The Son of a Bitch‘ leads into the incontinent lives of those winos outside ’22 Houston Street’, the ongoing calamity of ‘Doctor Colon’s Monster’, the domestic trauma of ‘Mama’s Boy’ and the sad fate of ‘The “Cuckold”’…

‘The Adventures of the United States Weather Bureau starring Walter T. Eccleston’ is followed by ‘Mafia Tales’ and ‘VD Clinic Vignettes’, after which ‘A Glass of Beer with Stanley Cyganiewicz of Scranton, PA’ goes down smoothly, thanks to the then-contentious Gay question addressed in ‘Lillehammer Follies’, before everything settles down after the recipe for ‘Everett’s Custard’…

Fantagraphics Books yet again struck gold by reviving and celebrating a lost hero of graphic narrative arts in this superb commemoration of a mighty talent. This is an astoundingly funny collection, brilliantly rendered by a master craftsman and one no connoisseur of black comedy can afford to miss; especially in times when we all feel helpless and can only laugh in the face of incompetence, venality, stupidity and death…
All strips and comics by Rodrigues © Lorraine Rodrigues. Introduction & Biography © Bob Fingerman. All rights reserved. This edition © 2011 Fantagraphics Books.

The Big Kahn


By Neil Kleid & Nicholas Cinquegrani (NBM/ComicsLit)
ISBN: 978-1-56163-561-0 (TPB)

When Rabbi Kahn died it shook the close-knit, devout community he had spent four decades building and guiding. Yet despite the best of intentions, his funeral – where first-born son Avi delivers a eulogy and prepares to assume his father’s role – devolves into a shocking shambles. Rebellious, troubled daughter Lea prefers furtive sex in a synagogue broom-closet to her rightful place beside her grieving mother and young Eli is clearly in a state of shock…

So tempers naturally flare when unsavoury gentile Roy Dobbs intrudes upon the event, demanding to see the body of his brother one final time…

With mixed emotions, the surviving family and larger congregation are forced to confront a terrible truth. David Kahn, Holocaust survivor, brilliant rabbinical scholar, wise and loving parent and spiritual glue for an entire community over more than forty years, was in fact Donnie Dobbs: a two-bit grifter and con-man who came to the neighbourhood to fleece the yokels but instead found something better and stayed to grow and blossom…

With his death, everything has changed. The man they all knew was a lie, so doesn’t that mean everything he said and did was too? Surely the children of David Kahn are tarred with the wicked same brush and destined to repeat his thoughts and deeds?
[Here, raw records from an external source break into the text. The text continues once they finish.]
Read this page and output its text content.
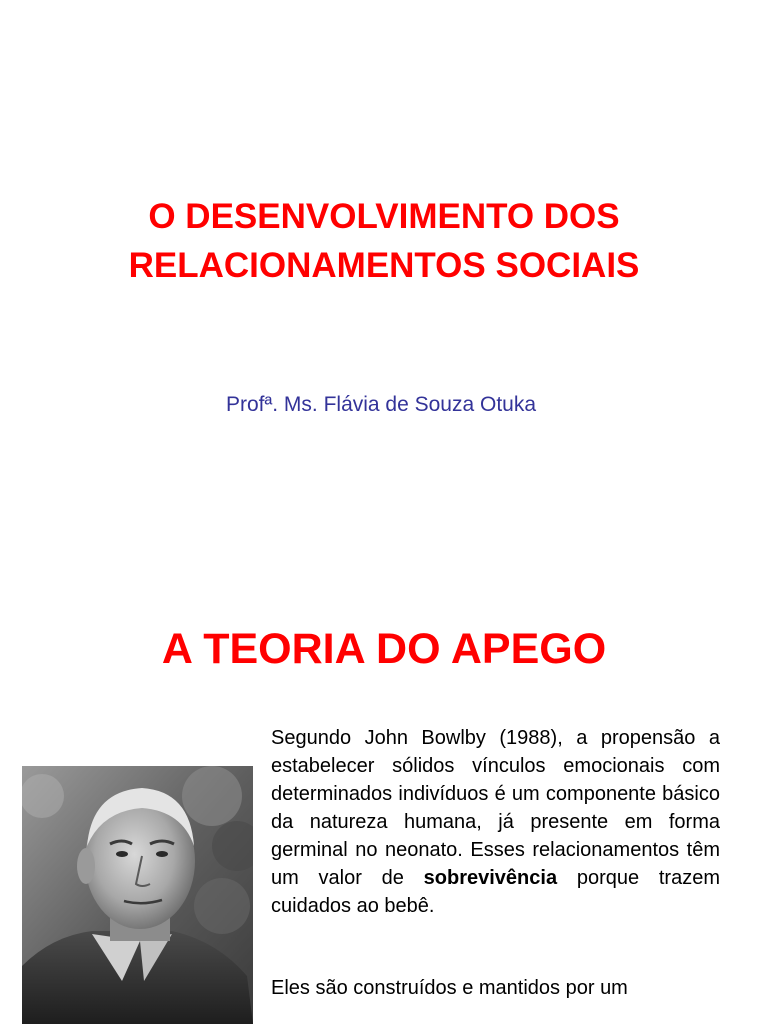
O DESENVOLVIMENTO DOS
RELACIONAMENTOS SOCIAIS

Profª. Ms. Flávia de Souza Otuka

A TEORIA DO APEGO

Segundo John Bowlby (1988), a propensão a estabelecer sólidos vínculos emocionais com determinados indivíduos é um componente básico da natureza humana, já presente em forma germinal no neonato. Esses relacionamentos têm um valor de sobrevivência porque trazem cuidados ao bebê.

Eles são construídos e mantidos por um
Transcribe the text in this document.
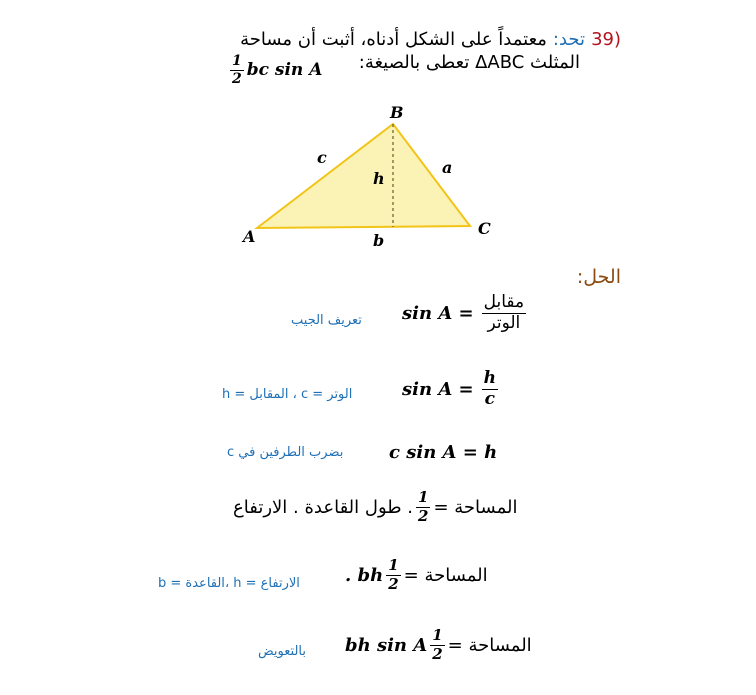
معتمداً على الشكل أدناه، أثبت أن مساحة تحد: 39)
المثلث ΔABC تعطى بالصيغة:
$\frac{1}{2}$ bc sin A
B
A	C
c
a
b
h
الحل:
$\sin A = \frac{\text{مقابل}}{\text{الوتر}}$
تعريف الجيب
$\sin A = \frac{h}{c}$
h = المقابل ، c = الوتر
c sin A = h
بضرب الطرفين في c
. طول القاعدة . الارتفاع $\frac{1}{2}$ المساحة =
. bh $\frac{1}{2}$ المساحة =
b = القاعدة، h = الارتفاع
bh sin A $\frac{1}{2}$ المساحة =
بالتعويض
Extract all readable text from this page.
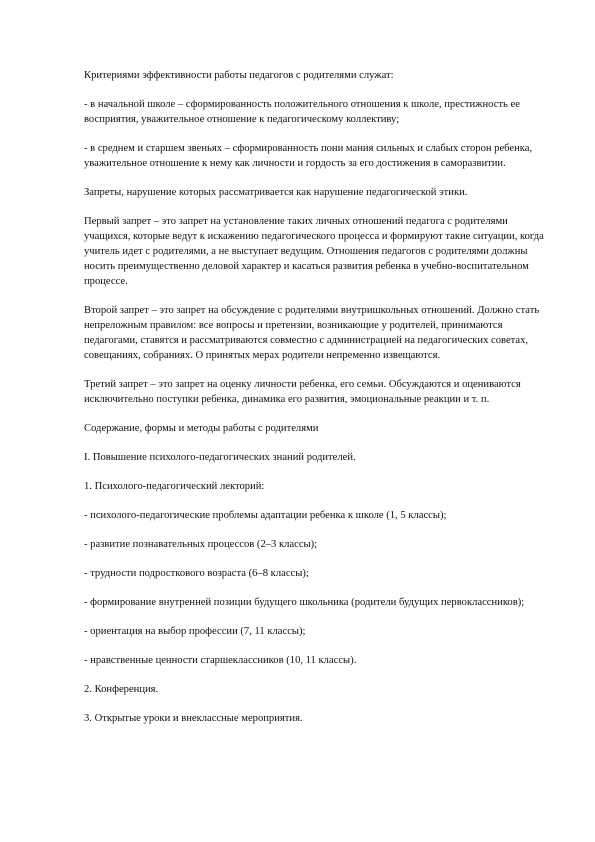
Критериями эффективности работы педагогов с родителями служат:

- в начальной школе – сформированность положительного отношения к школе, престижность ее восприятия, уважительное отношение к педагогическому коллективу;

- в среднем и старшем звеньях – сформированность пони мания сильных и слабых сторон ребенка, уважительное отношение к нему как личности и гордость за его достижения в саморазвитии.

Запреты, нарушение которых рассматривается как нарушение педагогической этики.

Первый запрет – это запрет на установление таких личных отношений педагога с родителями учащихся, которые ведут к искажению педагогического процесса и формируют такие ситуации, когда учитель идет с родителями, а не выступает ведущим. Отношения педагогов с родителями должны носить преимущественно деловой характер и касаться развития ребенка в учебно-воспитательном процессе.

Второй запрет – это запрет на обсуждение с родителями внутришкольных отношений. Должно стать непреложным правилом: все вопросы и претензии, возникающие у родителей, принимаются педагогами, ставятся и рассматриваются совместно с администрацией на педагогических советах, совещаниях, собраниях. О принятых мерах родители непременно извещаются.

Третий запрет – это запрет на оценку личности ребенка, его семьи. Обсуждаются и оцениваются исключительно поступки ребенка, динамика его развития, эмоциональные реакции и т. п.

Содержание, формы и методы работы с родителями

I. Повышение психолого-педагогических знаний родителей.

1. Психолого-педагогический лекторий:

- психолого-педагогические проблемы адаптации ребенка к школе (1, 5 классы);

- развитие познавательных процессов (2–3 классы);

- трудности подросткового возраста (6–8 классы);

- формирование внутренней позиции будущего школьника (родители будущих первоклассников);

- ориентация на выбор профессии (7, 11 классы);

- нравственные ценности старшеклассников (10, 11 классы).

2. Конференция.

3. Открытые уроки и внеклассные мероприятия.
How these implications affect the Kahn children and their broken, bereft mother offers a masterpiece of human scrutiny, depicted with deft skill and great understanding, and the discreet, superbly underplayed monochrome art is effective and compassionate, wisely never intruding into the tale but always providing just what the reader needs to see.

Although not yet available digitally, The Big Kahn is an intriguing, compelling, thought-provoking human drama deserving the widest possible attention: a witty and powerful exploration of truths big and small, set against the backdrop of a traditional Jewish American community, cannily exploring not only faith’s effect on individuals but how mortals shape religion and all the big questions in life and after it…

It’s a subject we can all benefit from contemplating packaged as one of the best dramas you’ll ever read, so make the effort to add this lost gem to your must-own list ASAP…
© 2009 Neil Kleid & Nicholas Cinquegrani.